Residual superheat is the amount of remaining superheat in the output steam at the desuperheater outlet. Generally process system requirements fall into one of three categories:
No residual superheated steam, saturated steam from the desuperheater is acceptable. This is the easiest system to design for and the least expensive
Critical control of the amount of residual superheat is not required. A range of temperatures above saturation is acceptable
Residual superheat must be controlled very accurately.
By paying close attention to specific design components such as using an electronic temperature controller, correctly sized valves, correct pipe sizing and orientation, etc., 3-5° F of superheat above saturation is required to meet downstream equipment needs
Use the correct componentsThe desuperheater itself is only one component within a correctly designed system. It is common to have ten or more individual components in the system that all work together! So it is easy to see why systems engineering and understanding how the system components interact are paramount to efficient performance. An inlet steam control valve with pressure controller, cooling water control valve and temperature controller, temperature sensing element, piping, and desuperheater are all commonly used components within a desuperheating station which must work together.
A typical mistake that is made in component selection is the under sizing or oversizing of control valves. For example, if a desuperheating station is designed for a 30:1 steam flow turndown, its associated steam control valve must be sized to closely match this flow. If a control valve with a 20:1 turndown is used, it will not allow the system to work properly. Steam temperatures may never be reached as well.

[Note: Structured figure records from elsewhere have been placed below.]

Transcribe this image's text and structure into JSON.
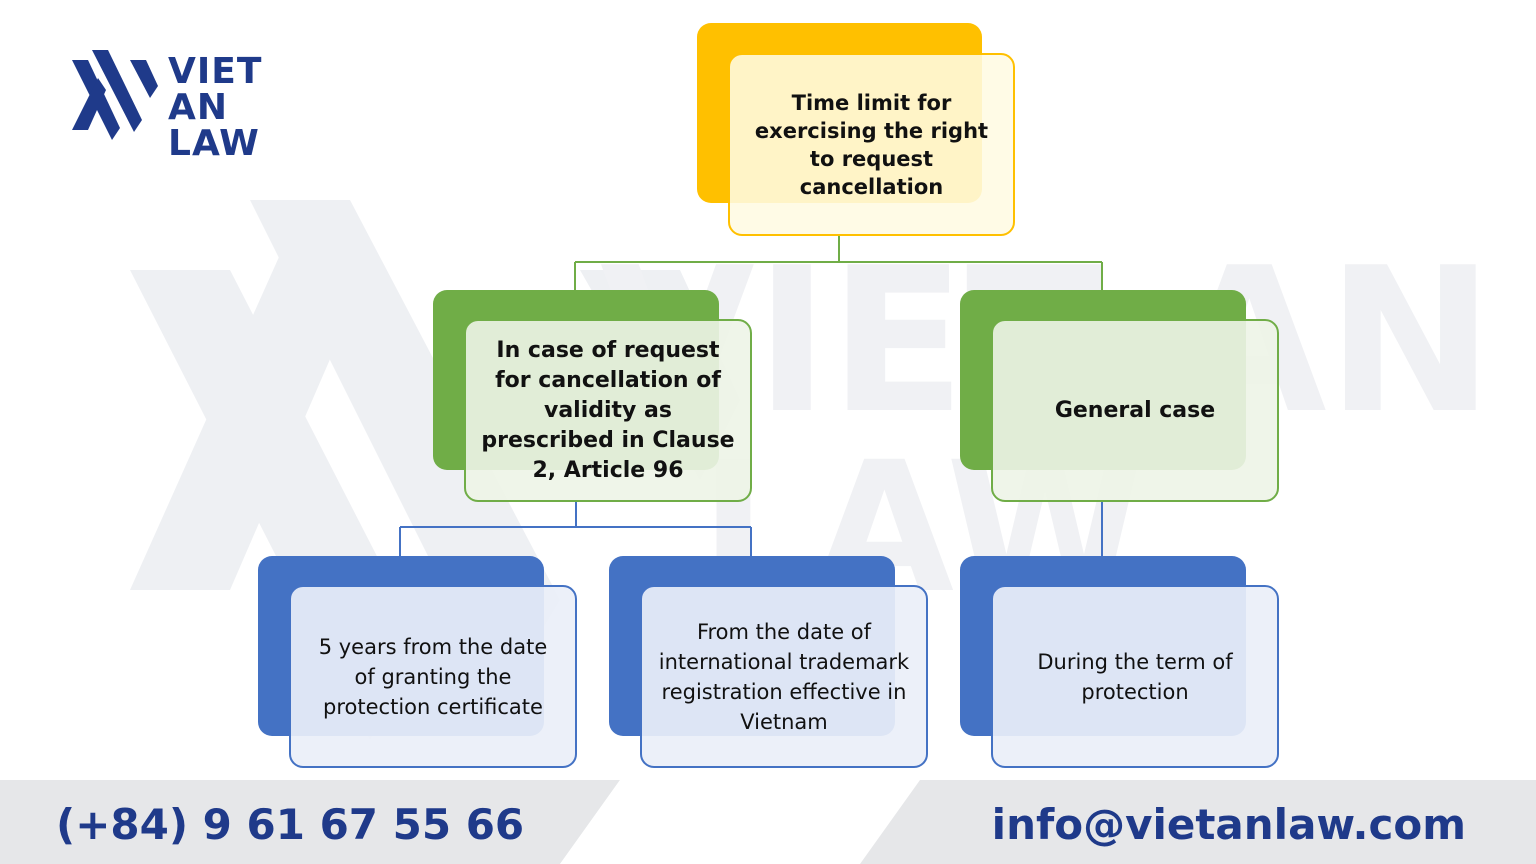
{
  "brand": {
    "logo_line1": "VIET AN",
    "logo_line2": "LAW",
    "color": "#1f3a8a"
  },
  "diagram": {
    "root": "Time limit for exercising the right to request cancellation",
    "branch_left": "In case of request for cancellation of validity as prescribed in Clause 2, Article 96",
    "branch_right": "General case",
    "leaf_1": "5 years from the date of granting the protection certificate",
    "leaf_2": "From the date of international trademark registration effective in Vietnam",
    "leaf_3": "During the term of protection",
    "colors": {
      "root": "#ffc000",
      "branch": "#70ad47",
      "leaf": "#4472c4"
    }
  },
  "footer": {
    "phone": "(+84) 9 61 67 55 66",
    "email": "info@vietanlaw.com"
  }
}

Attention to system design
Correctly sizing the downstream steam line piping will insure adequate low-pressure steam velocity and water evaporation. Superheated steam has a recommended velocity of 100 feet per second to 300 feet per second within a steam distribution system. Because steam is considered a compressible fluid, capacity depends on pipe size and steam pressure and there will always be an associated steam pressure drop for a given size diameter and length of piping. When sizing and selecting steam piping remember to choose the pipe size according to the additional steam flow as a result of added superheat otherwise there will be capacity restraints.
Additional design considerations include spray nozzle cooling water characteristics such as water source, quality, pressure, temperature, and exposure time. The cooling water should come from the boiler feed water (BFW) taken from the pressure side of the boiler feedwater pump. It should be demineralized and deionized so return condensate is an acceptable source also. (Municipal water may be too hard). Water pressure must be equal to or greater than system steam pressure but that amount will vary based upon the type of desuperheater selected. The temperature of the cooling water determines how long it will take for the water to reach its saturation temperature before flashing, how long the droplets remain suspended in the steam, probability of droplet fallout before flashing, and the amount of turndown. Ideally, water temperatures should be as close as possible to the vaporization point so the higher the better. This improves enthalpy transfer efficiency and the generation of the least amount of additional condensate loading to the distribution system.
Online desuperheater sizing software is now available from various manufacturers to aid in designing desuperheating systems. Consulting a steam system specialist is always recommended before specifying and ordering a desuperheater no matter what technology is used. Like an improperly sized steam control valve or steam trap, the wrong desuperheater will either not allow superheated steam to reach the optimal residual superheat temperature or add water to the condensate system. A good desuperheater system design limits those risks and will ultimately save on improved energy costs gained through efficiency.